Die Europäische Forschungsgesellschaft für Blechverarbeitung e.V. (EFB) hat Alexander Wessel vom Freiburger Fraunhofer-Institut für Werkstoffmechanik IWM ausgezeichnet. Der Wissenschaftler erhielt den EFB-Projektpreis 2020 – wegen Corona ein Jahr später – gemeinsam mit Tobias Willmann vom Institut für Baustatik und Baudynamik der Universität Stuttgart (IBB) für ihr Forschungsvorhaben »Verbesserte Blechumformsimulation durch 3D-Werkstoffmodelle und erweiterte Schalenformulierungen«. Die beiden Wissenschaftler entwickelten einen neuen 3D-Modellierungsansatz, der eine genauere Simulation von bisher schwer beherrschbaren Blechumformprozessen ermöglicht.
Um Blechumformungsprozesse zu simulieren, verwenden Ingenieurinnen und Ingenieure meist Finite-Elemente-Modellierungsansätze. Bei der Umformung dicker Bleche, bei kleinen Radien oder bei speziellen Umformungsprozessen wie beim Falzen oder Prägen stoßen klassische Finite-Elemente-Modellierungsansätze infolge von vereinfachenden Annahmen an ihre Grenzen. Dies kann zu ungenauen Ergebnissen führen.
Bessere Simulationen – weniger Kosten
Die Nachwuchswissenschaftler Alexander Wessel und Tobias Willmann wollen die Simulationen genauer machen. »So können wir zuverlässigere Aussagen über den Prozess und das Werkstoffverhalten treffen«, erklärt Alexander Wessel. Für Industriepartner, beispielsweise aus der Automobilbranche, bedeute dies weniger Trial and Error-Versuche, weniger Fehlproduktion und schlussendlich weniger Kosten.
Während Tobias Willmann an der Verbesserung der Finiten-Elemente-Formulierung arbeitet, konzentriert sich Alexander Wessel auf den Werkstoff. Eine Schlüsselmethode für den neuen Modellierungsansatz des Werkstoffs ist das »Virtuelle Labor« des Fraunhofer IWM. »Das Virtuelle Labor ermöglicht uns, Versuche zu simulieren, die wir experimentell nicht durchführen könnten, die uns aber wertvolle Ergebnisse für das Verständnis der Vorgänge im Material liefern«, so Alexander Wessel. So werden beispielsweise virtuelle Versuche in Dickenrichtung der oft nur ein Millimeter dicken Bleche möglich. Die entsprechenden Werkstoffeigenschaften werden bisher kaum bis gar nicht bei der Simulation berücksichtigt, können aber trotzdem relevant sein.

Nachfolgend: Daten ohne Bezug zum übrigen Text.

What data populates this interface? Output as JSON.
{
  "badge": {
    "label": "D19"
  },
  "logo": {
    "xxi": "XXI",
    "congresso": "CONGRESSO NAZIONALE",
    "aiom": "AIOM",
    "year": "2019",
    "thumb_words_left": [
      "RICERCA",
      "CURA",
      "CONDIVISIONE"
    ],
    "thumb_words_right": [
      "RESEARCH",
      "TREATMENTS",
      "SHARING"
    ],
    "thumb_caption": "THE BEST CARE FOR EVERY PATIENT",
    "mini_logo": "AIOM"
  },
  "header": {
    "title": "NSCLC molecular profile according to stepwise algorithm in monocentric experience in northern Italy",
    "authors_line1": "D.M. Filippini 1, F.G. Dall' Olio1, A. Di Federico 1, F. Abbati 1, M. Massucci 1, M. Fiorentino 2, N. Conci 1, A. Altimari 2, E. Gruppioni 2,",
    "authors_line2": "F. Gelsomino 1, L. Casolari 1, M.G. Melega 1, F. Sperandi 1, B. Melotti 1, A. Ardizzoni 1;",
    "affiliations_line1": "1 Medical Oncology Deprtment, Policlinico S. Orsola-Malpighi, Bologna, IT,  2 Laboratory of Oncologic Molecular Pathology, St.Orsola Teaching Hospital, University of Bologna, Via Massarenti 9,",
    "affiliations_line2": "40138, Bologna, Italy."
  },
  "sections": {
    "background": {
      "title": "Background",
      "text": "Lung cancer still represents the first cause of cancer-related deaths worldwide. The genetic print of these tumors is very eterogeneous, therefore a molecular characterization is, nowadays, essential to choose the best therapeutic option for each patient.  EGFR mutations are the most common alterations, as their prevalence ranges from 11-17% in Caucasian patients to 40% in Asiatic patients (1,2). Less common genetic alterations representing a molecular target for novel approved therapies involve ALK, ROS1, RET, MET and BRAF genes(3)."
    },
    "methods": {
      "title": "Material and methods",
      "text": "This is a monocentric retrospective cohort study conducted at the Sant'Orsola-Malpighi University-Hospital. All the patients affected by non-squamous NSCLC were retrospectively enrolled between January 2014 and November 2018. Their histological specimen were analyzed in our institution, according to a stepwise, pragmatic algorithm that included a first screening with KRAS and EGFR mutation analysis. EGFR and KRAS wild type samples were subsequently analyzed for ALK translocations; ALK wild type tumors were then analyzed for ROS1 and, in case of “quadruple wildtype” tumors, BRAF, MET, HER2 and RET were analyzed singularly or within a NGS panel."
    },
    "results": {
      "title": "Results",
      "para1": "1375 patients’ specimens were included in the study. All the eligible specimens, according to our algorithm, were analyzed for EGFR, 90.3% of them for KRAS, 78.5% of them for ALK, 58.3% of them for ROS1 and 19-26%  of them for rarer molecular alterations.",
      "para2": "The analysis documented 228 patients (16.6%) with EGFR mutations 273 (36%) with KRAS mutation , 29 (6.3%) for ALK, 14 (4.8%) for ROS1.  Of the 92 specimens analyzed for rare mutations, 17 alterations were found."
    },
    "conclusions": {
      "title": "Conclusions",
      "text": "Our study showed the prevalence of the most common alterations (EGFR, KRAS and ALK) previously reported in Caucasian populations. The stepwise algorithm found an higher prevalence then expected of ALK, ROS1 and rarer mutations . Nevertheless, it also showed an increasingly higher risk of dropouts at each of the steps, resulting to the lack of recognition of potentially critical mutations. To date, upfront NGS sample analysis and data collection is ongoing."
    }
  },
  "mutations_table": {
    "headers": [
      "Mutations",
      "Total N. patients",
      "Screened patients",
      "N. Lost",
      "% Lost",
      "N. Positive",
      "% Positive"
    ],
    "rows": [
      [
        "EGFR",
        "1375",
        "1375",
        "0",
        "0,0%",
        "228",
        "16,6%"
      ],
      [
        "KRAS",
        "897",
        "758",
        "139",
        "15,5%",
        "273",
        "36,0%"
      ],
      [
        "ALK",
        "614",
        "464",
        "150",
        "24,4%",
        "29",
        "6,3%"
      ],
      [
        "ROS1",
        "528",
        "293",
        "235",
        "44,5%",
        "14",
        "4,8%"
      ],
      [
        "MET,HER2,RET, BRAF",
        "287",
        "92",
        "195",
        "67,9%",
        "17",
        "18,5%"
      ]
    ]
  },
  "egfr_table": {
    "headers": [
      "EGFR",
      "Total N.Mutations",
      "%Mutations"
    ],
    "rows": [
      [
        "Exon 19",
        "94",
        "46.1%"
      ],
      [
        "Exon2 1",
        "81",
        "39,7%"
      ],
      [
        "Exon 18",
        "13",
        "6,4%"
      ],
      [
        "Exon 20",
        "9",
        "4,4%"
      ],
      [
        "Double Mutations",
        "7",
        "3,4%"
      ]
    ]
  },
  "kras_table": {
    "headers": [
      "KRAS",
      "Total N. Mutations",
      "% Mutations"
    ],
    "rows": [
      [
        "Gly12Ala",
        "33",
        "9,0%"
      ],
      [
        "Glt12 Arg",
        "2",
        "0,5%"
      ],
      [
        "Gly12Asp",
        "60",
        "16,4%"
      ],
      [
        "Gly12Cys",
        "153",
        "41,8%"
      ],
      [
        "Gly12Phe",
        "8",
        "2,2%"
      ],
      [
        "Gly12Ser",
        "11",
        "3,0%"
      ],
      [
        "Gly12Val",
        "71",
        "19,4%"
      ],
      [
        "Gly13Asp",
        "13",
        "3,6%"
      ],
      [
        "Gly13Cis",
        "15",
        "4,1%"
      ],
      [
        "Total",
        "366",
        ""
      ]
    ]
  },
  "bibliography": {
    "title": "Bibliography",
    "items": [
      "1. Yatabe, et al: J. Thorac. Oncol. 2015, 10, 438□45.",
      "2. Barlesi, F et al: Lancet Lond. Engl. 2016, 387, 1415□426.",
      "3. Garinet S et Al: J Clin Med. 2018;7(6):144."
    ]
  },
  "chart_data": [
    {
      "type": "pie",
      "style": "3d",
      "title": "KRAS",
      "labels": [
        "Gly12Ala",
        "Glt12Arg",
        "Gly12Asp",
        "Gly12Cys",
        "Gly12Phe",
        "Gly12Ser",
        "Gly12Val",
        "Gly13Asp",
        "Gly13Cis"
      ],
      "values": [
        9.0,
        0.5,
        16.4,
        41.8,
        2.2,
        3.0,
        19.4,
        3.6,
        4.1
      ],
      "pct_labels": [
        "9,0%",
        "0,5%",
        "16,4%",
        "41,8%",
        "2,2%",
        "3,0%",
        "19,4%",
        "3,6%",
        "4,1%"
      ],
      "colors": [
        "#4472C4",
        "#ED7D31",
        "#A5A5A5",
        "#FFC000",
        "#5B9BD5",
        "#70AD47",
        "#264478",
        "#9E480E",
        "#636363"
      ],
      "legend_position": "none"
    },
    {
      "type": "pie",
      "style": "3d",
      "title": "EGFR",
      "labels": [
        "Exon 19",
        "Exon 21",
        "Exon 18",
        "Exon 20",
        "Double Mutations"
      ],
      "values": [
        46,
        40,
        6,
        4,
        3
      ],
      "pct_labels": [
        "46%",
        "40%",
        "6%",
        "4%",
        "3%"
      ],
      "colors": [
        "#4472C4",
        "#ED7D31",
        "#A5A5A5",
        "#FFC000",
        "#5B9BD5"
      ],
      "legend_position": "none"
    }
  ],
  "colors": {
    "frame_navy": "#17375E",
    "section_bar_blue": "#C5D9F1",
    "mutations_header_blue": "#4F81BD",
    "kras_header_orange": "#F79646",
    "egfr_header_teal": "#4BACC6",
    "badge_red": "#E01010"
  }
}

Fahrzeugsicherheit als eine von vielen Anwendungsmöglichkeiten
»Im ausgezeichneten Projekt haben wir die Grundlagen für genauere 3D-Simulationen gelegt«, so Alexander Wessel. Im Folgeprojekt »Verbesserte Blechumformsimulation durch 3D-Werkstoffmodelle und erweiterte Schalenformulierungen – Teil 2« soll die Technologie verfeinert und für die Industrie nutzbar gemacht werden. »Hier ist es insbesondere wichtig, neue Werkstoffklassen zu erschließen und so die Anwendbarkeit zu erhöhen«, erklärt Alexander Wessel. Das von der Arbeitsgemeinschaft industrieller Forschungsvereinigungen (AiF) geförderte IGF-Forschungsvorhaben startete Anfang 2021.
»Mittelfristig wollen wir die Ergebnisse von der Blechumformung auch auf andere Anwendungsfelder, beispielweise den Crashbereich, übertragen«, erklärt Alexander Wessel weiter. Somit könnten Hersteller beispielsweise das Crashverhalten von Blechteilen in Autos und Flugzeugen zuverlässiger simulieren. Dies könnte in Zukunft dazu beitragen, verschiedenste Transportmittel durch bessere Designs leichter und gleichzeitig sicherer zu machen.
Hintergrund: Der EFB-Projektpreis
Die Europäische Forschungsgesellschaft für Blechverarbeitung e.V. (EFB) ist ein Verband für die Forschungseinrichtungen und Unternehmen der gesamten Technologiekette der blechverarbeitenden und verwandten Industrie. Sie vergibt den EFB-Projektpreis seit 2010 jährlich. Er ist mit 500 Euro dotiert und ehrt herausragende Forschungsprojekte. Aufgrund der Corona-Pandemie verlieh die EFB die Projektpreise für 2020 und 2021 gemeinsam im Rahmen der Digital-Konferenz »ForumBlech im web«.